The study has limitations. It was observational and therefore may be subject to potential residual confounding by factors not adjusted for in the analysis, such as unmeasured aspects of socioeconomic status, insulin dose, and glycated hemoglobin levels. Lower socioeconomic status could conceivably result in channeling to the cheapest insulin (NPH insulin) and be associated with severe hypoglycemia.
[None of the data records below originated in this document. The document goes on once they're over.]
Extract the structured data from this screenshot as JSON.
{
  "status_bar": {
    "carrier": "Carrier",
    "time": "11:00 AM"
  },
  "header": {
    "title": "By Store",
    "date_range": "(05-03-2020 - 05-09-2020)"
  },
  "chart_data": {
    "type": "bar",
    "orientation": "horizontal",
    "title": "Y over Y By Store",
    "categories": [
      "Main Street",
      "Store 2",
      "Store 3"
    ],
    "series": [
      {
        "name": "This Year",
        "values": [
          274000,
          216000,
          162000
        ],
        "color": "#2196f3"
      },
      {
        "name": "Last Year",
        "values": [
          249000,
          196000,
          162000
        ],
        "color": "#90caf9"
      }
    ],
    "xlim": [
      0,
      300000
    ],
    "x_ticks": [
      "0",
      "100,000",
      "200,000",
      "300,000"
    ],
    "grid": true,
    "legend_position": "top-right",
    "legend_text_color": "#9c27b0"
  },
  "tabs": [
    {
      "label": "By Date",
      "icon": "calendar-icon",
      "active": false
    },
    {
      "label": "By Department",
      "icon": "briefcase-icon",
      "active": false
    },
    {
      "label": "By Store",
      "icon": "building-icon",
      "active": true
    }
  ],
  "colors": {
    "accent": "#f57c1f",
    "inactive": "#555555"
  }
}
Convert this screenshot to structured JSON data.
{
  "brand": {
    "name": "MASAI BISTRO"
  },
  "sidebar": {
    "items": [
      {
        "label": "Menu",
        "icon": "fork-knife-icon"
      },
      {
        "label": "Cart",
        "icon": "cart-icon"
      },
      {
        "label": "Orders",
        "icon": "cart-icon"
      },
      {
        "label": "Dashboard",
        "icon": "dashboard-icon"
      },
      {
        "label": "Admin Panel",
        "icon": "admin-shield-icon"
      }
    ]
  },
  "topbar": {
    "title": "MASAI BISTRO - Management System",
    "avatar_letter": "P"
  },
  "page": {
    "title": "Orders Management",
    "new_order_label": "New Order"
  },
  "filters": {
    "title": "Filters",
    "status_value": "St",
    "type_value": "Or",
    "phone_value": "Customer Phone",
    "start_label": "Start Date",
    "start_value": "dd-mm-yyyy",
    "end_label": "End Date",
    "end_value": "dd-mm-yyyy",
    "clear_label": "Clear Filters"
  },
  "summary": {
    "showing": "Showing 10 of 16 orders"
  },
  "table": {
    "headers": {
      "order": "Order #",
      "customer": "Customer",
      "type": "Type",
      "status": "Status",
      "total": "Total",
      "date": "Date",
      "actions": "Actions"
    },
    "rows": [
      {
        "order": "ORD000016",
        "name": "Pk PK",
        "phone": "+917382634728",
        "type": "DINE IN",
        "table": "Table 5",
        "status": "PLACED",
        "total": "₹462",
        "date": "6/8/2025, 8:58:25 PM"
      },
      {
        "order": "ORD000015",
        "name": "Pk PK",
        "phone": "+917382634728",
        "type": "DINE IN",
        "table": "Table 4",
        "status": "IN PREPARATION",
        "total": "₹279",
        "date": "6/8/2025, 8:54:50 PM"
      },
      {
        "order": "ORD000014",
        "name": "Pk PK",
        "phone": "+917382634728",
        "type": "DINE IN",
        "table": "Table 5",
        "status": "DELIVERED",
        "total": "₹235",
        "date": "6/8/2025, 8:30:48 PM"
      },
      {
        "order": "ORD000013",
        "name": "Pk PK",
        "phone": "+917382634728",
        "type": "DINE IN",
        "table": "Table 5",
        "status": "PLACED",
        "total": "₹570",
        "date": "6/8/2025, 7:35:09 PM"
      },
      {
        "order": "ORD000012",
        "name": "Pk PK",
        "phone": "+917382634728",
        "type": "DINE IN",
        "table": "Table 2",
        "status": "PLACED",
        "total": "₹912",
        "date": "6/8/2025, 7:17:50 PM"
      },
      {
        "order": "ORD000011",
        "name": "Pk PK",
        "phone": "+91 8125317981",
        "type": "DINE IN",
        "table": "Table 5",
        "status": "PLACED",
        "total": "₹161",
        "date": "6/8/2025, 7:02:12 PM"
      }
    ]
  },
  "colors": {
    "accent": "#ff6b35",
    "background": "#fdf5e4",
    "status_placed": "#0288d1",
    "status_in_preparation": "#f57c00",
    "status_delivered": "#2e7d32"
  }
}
However, post hoc subgroup analyses by low-income subsidy, a proxy measure for low-income status, found that the results of the primary analysis were not influenced by confounding related to socioeconomic status as measured by low-income subsidy. The study population was 65 years or older; therefore, the generalizability of findings to those outside that age range may be limited. The Medicare claims data used in this study are ideal for capturing drug exposure but may be limited in identifying hypoglycemia. To address this, the study used a modified validated algorithm15 that has been applied in a previous study10 and a sensitivity analysis was conducted using an unmodified version of the validated algorithm. Hypoglycemia events that did not result in an ED visit or hospitalization were not captured in this study, which may have underestimated the true incidence of hypoglycemia.24 Although information on diabetes duration or baseline glycated hemoglobin levels (an indicator of baseline glycemic control) was not available, the study estimated a modified diabetes severity index16 and included it in the propensity score model to account for any potential confounding by diabetes severity.
Conclusions
Initiation of long-acting insulin analog use was associated with a lower risk of ED visits or hospitalizations for hypoglycemia compared with NPH insulin in older patients with type 2 diabetes in Medicare. However, this protective association may vary by age and was not seen with use of concomitant prandial insulin.